NEW YORK Walgreens continues to flesh out its revamped strategy to be the nation’s most convenient and accessible provider of pharmacy and health-and-wellness services.

 

The latest plank in that platform is its plan to test a pharmacy-driven outreach and support program for patients with diabetes.

 

Diabetic-care services and product presentations are nothing new in the nation’s chain and independent drug stores; every pharmacy leader knows that diabetes is a major, (often undiagnosed) health challenge and a “gateway” disease that usually subjects its sufferers to a slew of other related conditions involving the circulatory system, the skin and other organs.
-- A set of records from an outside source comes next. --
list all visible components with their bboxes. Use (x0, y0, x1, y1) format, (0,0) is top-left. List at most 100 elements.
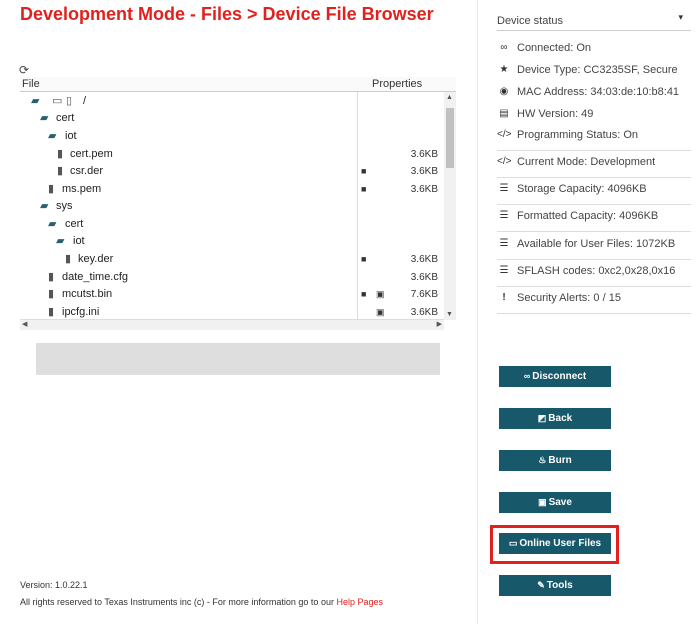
status-item-mode: </> Current Mode: Development (497, 156, 691, 178)
file-icon: ▮ (57, 148, 64, 160)
button-label: Tools (546, 580, 573, 591)
device-status-title: Device status (497, 15, 564, 27)
disconnect-button[interactable]: ∞ Disconnect (499, 366, 611, 387)
button-label: Back (548, 413, 573, 424)
tree-row-folder[interactable]: ▰ iot (20, 128, 440, 145)
file-size: 3.6KB (410, 166, 438, 177)
status-item-device-type: ★ Device Type: CC3235SF, Secure (497, 64, 691, 86)
save-button[interactable]: ▣ Save (499, 492, 611, 513)
copyright-label: All rights reserved to Texas Instruments… (20, 597, 337, 607)
file-icon: ▮ (48, 288, 55, 300)
tree-row-folder[interactable]: ▰ cert (20, 110, 440, 127)
horizontal-scrollbar[interactable]: ◀ ▶ (20, 320, 444, 330)
file-icon: ▮ (57, 165, 64, 177)
device-status-header[interactable]: Device status ▾ (497, 10, 691, 31)
fire-icon: ♨ (538, 455, 547, 465)
lock-icon: ■ (361, 254, 367, 264)
status-item-mac: ◉ MAC Address: 34:03:de:10:b8:41 (497, 86, 691, 108)
folder-open-icon: ▰ (56, 235, 65, 247)
link-icon: ∞ (523, 371, 531, 381)
page-title: Development Mode - Files > Device File B… (20, 4, 434, 24)
chevron-down-icon[interactable]: ▾ (678, 12, 683, 22)
status-item-sflash: ☰ SFLASH codes: 0xc2,0x28,0x16 (497, 265, 691, 287)
scroll-left-icon[interactable]: ◀ (22, 321, 28, 328)
button-label: Burn (548, 455, 572, 466)
lock-icon: ■ (361, 184, 367, 194)
folder-open-icon: ▰ (40, 112, 49, 124)
tree-label: key.der (78, 253, 114, 265)
tree-row-file[interactable]: ▮ key.der ■ 3.6KB (20, 251, 440, 268)
help-pages-link[interactable]: Help Pages (336, 597, 383, 607)
tree-row-folder[interactable]: ▰ sys (20, 198, 440, 215)
lock-icon: ■ (361, 166, 367, 176)
tree-row-file[interactable]: ▮ ipcfg.ini ▣ 3.6KB (20, 304, 440, 319)
status-item-formatted: ☰ Formatted Capacity: 4096KB (497, 210, 691, 232)
file-icon: ▮ (65, 253, 72, 265)
file-icon: ▮ (48, 271, 55, 283)
scroll-down-icon[interactable]: ▼ (446, 311, 453, 318)
file-icon: ▮ (48, 183, 55, 195)
status-text: Available for User Files: 1072KB (517, 238, 676, 250)
status-item-connected: ∞ Connected: On (497, 42, 691, 64)
folder-open-icon: ▰ (48, 130, 57, 142)
status-text: Current Mode: Development (517, 156, 656, 168)
tools-button[interactable]: ✎ Tools (499, 575, 611, 596)
code-icon: </> (497, 129, 512, 140)
scroll-right-icon[interactable]: ▶ (436, 321, 442, 328)
tree-label: iot (73, 235, 85, 247)
status-text: MAC Address: 34:03:de:10:b8:41 (517, 86, 680, 98)
tree-row-file[interactable]: ▮ ms.pem ■ 3.6KB (20, 181, 440, 198)
database-icon: ☰ (499, 265, 509, 276)
refresh-icon[interactable]: ⟳ (19, 63, 30, 77)
folder-open-icon: ▰ (31, 95, 40, 107)
tree-row-file[interactable]: ▮ csr.der ■ 3.6KB (20, 163, 440, 180)
tree-label: cert.pem (70, 148, 113, 160)
folder-open-icon: ▰ (48, 218, 57, 230)
status-text: Device Type: CC3235SF, Secure (517, 64, 678, 76)
tree-label: sys (56, 200, 73, 212)
folder-open-icon: ▰ (40, 200, 49, 212)
status-text: SFLASH codes: 0xc2,0x28,0x16 (517, 265, 676, 277)
status-text: Connected: On (517, 42, 591, 54)
tree-label: cert (65, 218, 84, 230)
tree-row-file[interactable]: ▮ cert.pem 3.6KB (20, 146, 440, 163)
scrollbar-thumb[interactable] (446, 108, 454, 168)
tree-row-root[interactable]: ▰ ▭ ▯ / (20, 93, 440, 110)
online-user-files-button[interactable]: ▭ Online User Files (499, 533, 611, 554)
tree-row-file[interactable]: ▮ mcutst.bin ■ ▣ 7.6KB (20, 286, 440, 303)
file-size: 7.6KB (410, 289, 438, 300)
back-icon: ◩ (537, 413, 547, 423)
table-header: File Properties (20, 77, 456, 92)
database-icon: ☰ (499, 183, 509, 194)
version-text: Version: 1.0.22.1 (20, 580, 88, 590)
status-text: Formatted Capacity: 4096KB (517, 210, 659, 222)
burn-button[interactable]: ♨ Burn (499, 450, 611, 471)
status-item-storage: ☰ Storage Capacity: 4096KB (497, 183, 691, 205)
status-item-available: ☰ Available for User Files: 1072KB (497, 238, 691, 260)
tree-label: / (83, 95, 87, 107)
highlight-box (490, 525, 619, 564)
file-size: 3.6KB (410, 272, 438, 283)
vertical-scrollbar[interactable]: ▲ ▼ (444, 92, 456, 320)
status-text: Security Alerts: 0 / 15 (517, 292, 621, 304)
back-button[interactable]: ◩ Back (499, 408, 611, 429)
status-text: HW Version: 49 (517, 108, 594, 120)
floppy-icon: ▣ (376, 307, 385, 317)
properties-panel (36, 343, 440, 375)
tree-row-folder[interactable]: ▰ cert (20, 216, 440, 233)
tree-row-file[interactable]: ▮ date_time.cfg 3.6KB (20, 269, 440, 286)
lock-icon: ■ (361, 289, 367, 299)
tree-label: mcutst.bin (62, 288, 113, 300)
file-browser-table: File Properties ▰ ▭ ▯ / ▰ cert ▰ iot ▮ c… (20, 77, 456, 330)
button-label: Save (548, 497, 572, 508)
column-divider (357, 92, 358, 320)
tree-label: cert (56, 112, 75, 124)
file-size: 3.6KB (410, 184, 438, 195)
scroll-up-icon[interactable]: ▲ (446, 94, 453, 101)
tree-label: iot (65, 130, 77, 142)
database-icon: ☰ (499, 210, 509, 221)
file-text-icon: ▯ (66, 95, 73, 107)
tree-label: date_time.cfg (62, 271, 129, 283)
tree-row-folder[interactable]: ▰ iot (20, 233, 440, 250)
copyright-text: All rights reserved to Texas Instruments… (20, 597, 383, 607)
It’s also no secret that diabetics generate far more in annual drug store sales to treat these related conditions.

 

What makes Walgreens’ pilot program worthy of notice are two things.

 

 

First, with some 6,800 retail pharmacies, 350 in-store and worksite clinics and a network of specialty pharmacies across the United States, the company wields enormous potential power in the healthcare marketplace. If it expands its fledgling diabetes pilot beyond the test stage, it has thousands of “points of care” through which it could offer diabetes support programs and other disease management offerings. It’s a huge potential resource to offer diabetic patients and their employer-based or government-sponsored health plans, not to mention those patients’ overburdened, time-constrained primary care doctors.

 

 

Second, Walgreens is very deliberately positioning its diabetes care offering as a part of a much broader, integrated healthcare platform that links patients in the program to all the company’s health-and-wellness capabilities, said Walgreens CEO Greg Wasson. And it dovetails neatly with the Obama administration’s call for “more preventive care and better access,” in the words of Walgreens’ top manager.